The Kubernetes project currently lacks enough contributors to adequately respond to all issues and PRs.

This bot triages issues and PRs according to the following rules:

  • After 90d of inactivity, lifecycle/stale is applied
  • After 30d of inactivity since lifecycle/stale was applied, lifecycle/rotten is applied
  • After 30d of inactivity since lifecycle/rotten was applied, the issue is closed

You can:

  • Mark this issue or PR as fresh with /remove-lifecycle stale
  • Mark this issue or PR as rotten with /lifecycle rotten
  • Close this issue or PR with /close
  • Offer to help out with Issue Triage

Please send feedback to sig-contributor-experience at kubernetes/community.

/lifecycle stale

k8s-triage-robot avatar Apr 15 '22 12:04 k8s-triage-robot

/remove-lifecycle stale

pravarag avatar Apr 19 '22 12:04 pravarag

It would be great to have the following:

* pods evicted success

* pods evicted failed

* pods skipped

* total pods under consideration

Overall and per strategy.

We would like to help to implement the following above metrics! @eminaktas

There is closed PR https://github.com/kubernetes-sigs/descheduler/pull/648 that submitted by @pravarag And I think it closed in favor of new descheculing framework as also discussed in https://github.com/kubernetes-sigs/descheduler/issues/753#issuecomment-1150133689.
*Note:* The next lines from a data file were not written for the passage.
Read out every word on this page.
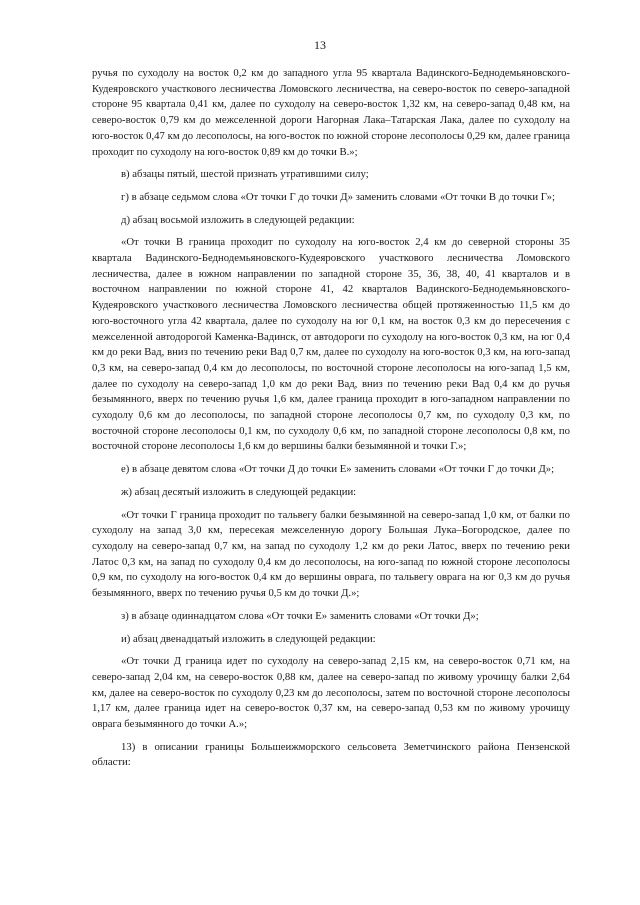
13

ручья по суходолу на восток 0,2 км до западного угла 95 квартала Вадинского-Беднодемьяновского-Кудеяровского участкового лесничества Ломовского лесничества, на северо-восток по северо-западной стороне 95 квартала 0,41 км, далее по суходолу на северо-восток 1,32 км, на северо-запад 0,48 км, на северо-восток 0,79 км до межселенной дороги Нагорная Лака–Татарская Лака, далее по суходолу на юго-восток 0,47 км до лесополосы, на юго-восток по южной стороне лесополосы 0,29 км, далее граница проходит по суходолу на юго-восток 0,89 км до точки В.»;

в) абзацы пятый, шестой признать утратившими силу;

г) в абзаце седьмом слова «От точки Г до точки Д» заменить словами «От точки В до точки Г»;

д) абзац восьмой изложить в следующей редакции:

«От точки В граница проходит по суходолу на юго-восток 2,4 км до северной стороны 35 квартала Вадинского-Беднодемьяновского-Кудеяровского участкового лесничества Ломовского лесничества, далее в южном направлении по западной стороне 35, 36, 38, 40, 41 кварталов и в восточном направлении по южной стороне 41, 42 кварталов Вадинского-Беднодемьяновского-Кудеяровского участкового лесничества Ломовского лесничества общей протяженностью 11,5 км до юго-восточного угла 42 квартала, далее по суходолу на юг 0,1 км, на восток 0,3 км до пересечения с межселенной автодорогой Каменка-Вадинск, от автодороги по суходолу на юго-восток 0,3 км, на юг 0,4 км до реки Вад, вниз по течению реки Вад 0,7 км, далее по суходолу на юго-восток 0,3 км, на юго-запад 0,3 км, на северо-запад 0,4 км до лесополосы, по восточной стороне лесополосы на юго-запад 1,5 км, далее по суходолу на северо-запад 1,0 км до реки Вад, вниз по течению реки Вад 0,4 км до ручья безымянного, вверх по течению ручья 1,6 км, далее граница проходит в юго-западном направлении по суходолу 0,6 км до лесополосы, по западной стороне лесополосы 0,7 км, по суходолу 0,3 км, по восточной стороне лесополосы 0,1 км, по суходолу 0,6 км, по западной стороне лесополосы 0,8 км, по восточной стороне лесополосы 1,6 км до вершины балки безымянной и точки Г.»;

е) в абзаце девятом слова «От точки Д до точки Е» заменить словами «От точки Г до точки Д»;

ж) абзац десятый изложить в следующей редакции:

«От точки Г граница проходит по тальвегу балки безымянной на северо-запад 1,0 км, от балки по суходолу на запад 3,0 км, пересекая межселенную дорогу Большая Лука–Богородское, далее по суходолу на северо-запад 0,7 км, на запад по суходолу 1,2 км до реки Латос, вверх по течению реки Латос 0,3 км, на запад по суходолу 0,4 км до лесополосы, на юго-запад по южной стороне лесополосы 0,9 км, по суходолу на юго-восток 0,4 км до вершины оврага, по тальвегу оврага на юг 0,3 км до ручья безымянного, вверх по течению ручья 0,5 км до точки Д.»;

з) в абзаце одиннадцатом слова «От точки Е» заменить словами «От точки Д»;

и) абзац двенадцатый изложить в следующей редакции:

«От точки Д граница идет по суходолу на северо-запад 2,15 км, на северо-восток 0,71 км, на северо-запад 2,04 км, на северо-восток 0,88 км, далее на северо-запад по живому урочищу балки 2,64 км, далее на северо-восток по суходолу 0,23 км до лесополосы, затем по восточной стороне лесополосы 1,17 км, далее граница идет на северо-восток 0,37 км, на северо-запад 0,53 км по живому урочищу оврага безымянного до точки А.»;

13) в описании границы Большеижморского сельсовета Земетчинского района Пензенской области:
How should we help/proceed here to implement these metrics? Are there any example to create a plugin from scratch using the new descheculing framework?

Dentrax avatar Jun 16 '22 10:06 Dentrax

The Kubernetes project currently lacks enough contributors to adequately respond to all issues and PRs.

This bot triages issues and PRs according to the following rules:

  • After 90d of inactivity, lifecycle/stale is applied
  • After 30d of inactivity since lifecycle/stale was applied, lifecycle/rotten is applied
  • After 30d of inactivity since lifecycle/rotten was applied, the issue is closed

You can:

  • Mark this issue or PR as fresh with /remove-lifecycle stale
  • Mark this issue or PR as rotten with /lifecycle rotten
  • Close this issue or PR with /close
  • Offer to help out with Issue Triage

Please send feedback to sig-contributor-experience at kubernetes/community.

/lifecycle stale

k8s-triage-robot avatar Sep 14 '22 11:09 k8s-triage-robot

/remove-lifecycle stale

Dentrax avatar Sep 17 '22 19:09 Dentrax

Kind ping @pravarag 🤞 Any ongoing work on this?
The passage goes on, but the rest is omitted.